E eis que pergunto-me, se deixarmos pouco ou muito desta herança do tempo que nos é dada desvanecer-se, não estaríamos perdendo o pouco da vida que temos? E se somos os únicos a tê-las, não somos criminosos em ética ao perder tal patrimônio? Certamente... Mas, e se tais memórias são as tristezas mais fortes e destruidoras, perdas inimagináveis ou desgraças absurdas? São ainda a nossa vida, que estamos perdendo, ou estamos a criar a verdadeira vida deixando tais podridões de lado?

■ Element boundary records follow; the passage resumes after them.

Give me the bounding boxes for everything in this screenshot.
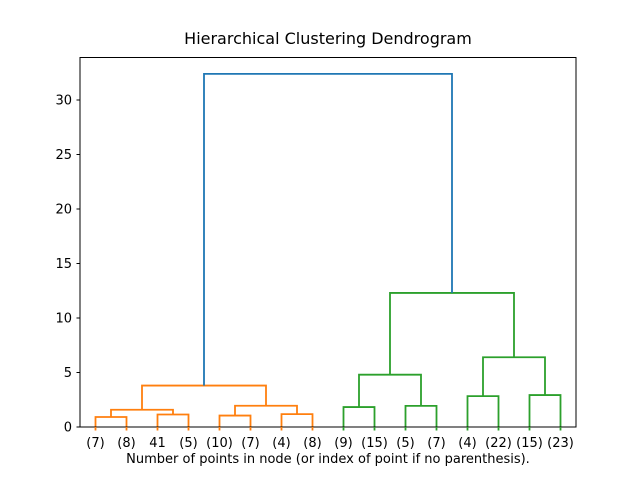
dendrogram-link [528,394,562,427]
leaf-label: (15) [361,436,388,451]
dendrogram-link [342,406,376,427]
x-axis-label: Number of points in node (or index of po… [126,452,530,467]
y-tick-label: 5 [64,366,72,381]
dendrogram-link [466,395,500,427]
leaf-label: (23) [547,436,574,451]
dendrogram-link [358,373,422,408]
dendrogram-link [203,72,453,386]
y-tick-label: 20 [55,203,72,218]
y-tick-label: 0 [64,421,72,436]
dendrogram-link [389,292,515,375]
y-tick-label: 25 [55,148,72,163]
y-tick-label: 30 [55,94,72,109]
leaf-label: (7) [241,436,259,451]
leaf-label: (22) [485,436,512,451]
leaf-label: (5) [179,436,197,451]
y-tick-label: 15 [55,257,72,272]
leaf-label: (4) [272,436,290,451]
dendrogram-link [156,413,190,427]
dendrogram-link [482,356,546,397]
leaf-label: 41 [149,436,166,451]
chart-title: Hierarchical Clustering Dendrogram [184,29,472,48]
dendrogram-link [218,414,252,427]
dendrogram-link [110,408,174,417]
leaf-label: (7) [86,436,104,451]
leaf-label: (9) [334,436,352,451]
leaf-label: (4) [458,436,476,451]
leaf-label: (8) [303,436,321,451]
plot-border [79,57,577,428]
leaf-label: (10) [206,436,233,451]
leaf-label: (5) [396,436,414,451]
dendrogram-link [234,404,298,416]
leaf-label: (8) [117,436,135,451]
y-tick-label: 10 [55,312,72,327]
dendrogram-link [404,404,438,427]
leaf-label: (15) [516,436,543,451]
dendrogram-link [94,416,128,427]
leaf-label: (7) [427,436,445,451]
dendrogram-link [280,413,314,427]
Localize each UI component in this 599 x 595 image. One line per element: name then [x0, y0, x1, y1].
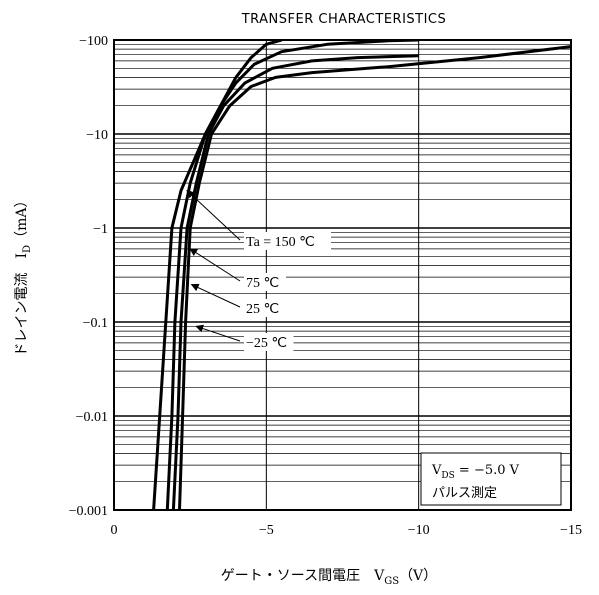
annotation-label: Ta = 150 ℃: [246, 235, 315, 250]
conditions-box-frame: [420, 452, 562, 506]
chart-title: TRANSFER CHARACTERISTICS: [241, 12, 447, 27]
series-line: [171, 54, 419, 510]
annotations: Ta = 150 ℃ 75 ℃ 25 ℃ −25 ℃: [186, 189, 331, 351]
conditions-box: VDS = −5.0 V パルス測定: [420, 452, 562, 506]
annotation-arrow: [189, 248, 241, 282]
y-tick-label: −0.001: [69, 504, 108, 519]
annotation-label: 75 ℃: [246, 276, 279, 291]
y-tick-label: −10: [86, 128, 108, 143]
x-tick-label: −15: [560, 523, 582, 538]
annotation-bg: [244, 273, 286, 291]
vds-condition: VDS = −5.0 V: [431, 463, 520, 481]
x-tick-label: −5: [259, 523, 274, 538]
svg-text:ドレイン電流 ID（mA）: ドレイン電流 ID（mA）: [14, 194, 33, 357]
y-axis-label: ドレイン電流 ID（mA）: [14, 194, 33, 357]
series-line: [165, 40, 419, 510]
series-line: [178, 45, 571, 510]
y-tick-label: −0.01: [76, 410, 108, 425]
annotation-arrow: [195, 324, 241, 342]
annotation-label: −25 ℃: [246, 336, 287, 351]
y-tick-label: −1: [93, 222, 108, 237]
grid: [114, 40, 571, 511]
x-tick-labels: 0 −5 −10 −15: [111, 523, 582, 538]
annotation-bg: [244, 299, 286, 317]
y-tick-label: −0.1: [83, 316, 108, 331]
annotation-label: 25 ℃: [246, 302, 279, 317]
annotation-bg: [244, 232, 331, 250]
x-axis-label: ゲート・ソース間電圧 VGS（V）: [221, 568, 437, 587]
series-line: [152, 40, 283, 510]
annotation-bg: [244, 333, 294, 351]
plot-frame: [113, 39, 572, 511]
y-tick-labels: −100 −10 −1 −0.1 −0.01 −0.001: [69, 34, 108, 519]
annotation-arrow: [190, 283, 241, 308]
x-tick-label: 0: [111, 523, 118, 538]
annotation-arrow: [186, 189, 241, 241]
pulse-measurement-label: パルス測定: [432, 486, 497, 501]
x-tick-label: −10: [408, 523, 430, 538]
curves: [152, 40, 571, 510]
y-tick-label: −100: [79, 34, 108, 49]
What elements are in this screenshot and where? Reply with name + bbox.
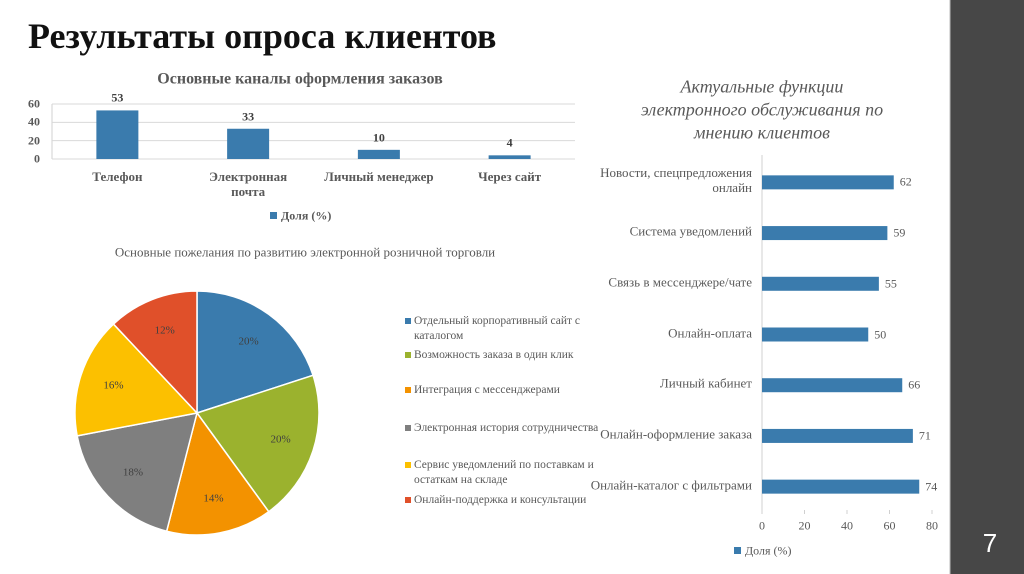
legend-label: Доля (%)	[745, 543, 792, 558]
y-tick-label: Система уведомлений	[629, 223, 752, 239]
bar	[762, 175, 894, 190]
slide-title: Результаты опроса клиентов	[28, 16, 497, 56]
x-tick-label: 20	[798, 518, 811, 533]
x-tick-label: 0	[759, 518, 765, 533]
y-tick-label: Онлайн-оформление заказа	[600, 426, 752, 442]
value-label: 10	[372, 130, 385, 145]
page-number: 7	[982, 528, 998, 558]
value-label: 55	[884, 276, 897, 291]
y-tick-label: 0	[34, 151, 40, 166]
side-strip	[950, 0, 1024, 574]
legend-swatch	[734, 547, 741, 554]
y-tick-label: Новости, спецпредложения онлайн	[600, 165, 752, 196]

Não posso ignorar, apesar da força que tal conscientização implica: ainda me recordo da época sombria da qual irei relatar como sendo eu o sofredor de sua desgraça, e ninguém mais. Sou eu o recebedor do presente do lamento e da melancolia, então devo guardá-lo como um bem tão precioso quanto minhas memórias mais belas e graciosas.

Enfim, enquanto digiro a literatura da dor mental-física, pergunto-me quantas pessoas ao ler tal obra perguntam-se intrigadas se perderam algo importante por não terem sentido desgraça semelhante em suas vidas. Inúmeras, presumo.

A verdade é que não é uma dor física. Não é passível de torpor. E não é adiável. É terrível, mas é rápido; é aterrorizante, mas no fundo é libertador. É a pior coisa que se pode sentir em uma vida de loucuras emotivas, mas é ao que nos agarramos no fim. Esta é a verdade.

Quero que entenda, e que se lembre, ou que possa imaginar: Era o mais terrível dos vazios. Incomparável com qualquer depressão repentina, é avassalador, e age no primeiro minuto do dia, quando se acorda. Os olhos se abrem, os sonhos se desvanecem e a realidade chega em um baque: Pou, e tudo vem a tona, esmagando-o.

Você não pensará neste momento no prazo do seu trabalho escolar a entregar, ou do pagamento do seu IPVA ou qualquer coisa do tipo. Você só pensará nos olhos dela. E no seu sorriso. E isso já é o suficiente para fazê-lo querer poder jogar-se para trás e adormecer o dia todo para ver se no dia seguinte estará tudo acabado. E você sabe que não estará.

Não sei por quanto tempo esta fase durou. O baque de manhã é o pior elemento desta depressão, sem dúvida, pois você tem uma vida além daquilo que perdeu, é inevitável. Seu IPVA e seu trabalho escolar ainda estarão lá independente da vontade sua de que nada mais exista, ou de que magicamente o tempo volte atrás e que você possa mudar uma palavra ou outra que tenha dito.

Pois bem, os diálogos são os que mais atormentam. Disso talvez se lembre, de como os diálogos simplesmente repetem-se até o ponto em que não se pode mais saber a diferença entre o que foi dito e o que você desejava que tenha sido dito.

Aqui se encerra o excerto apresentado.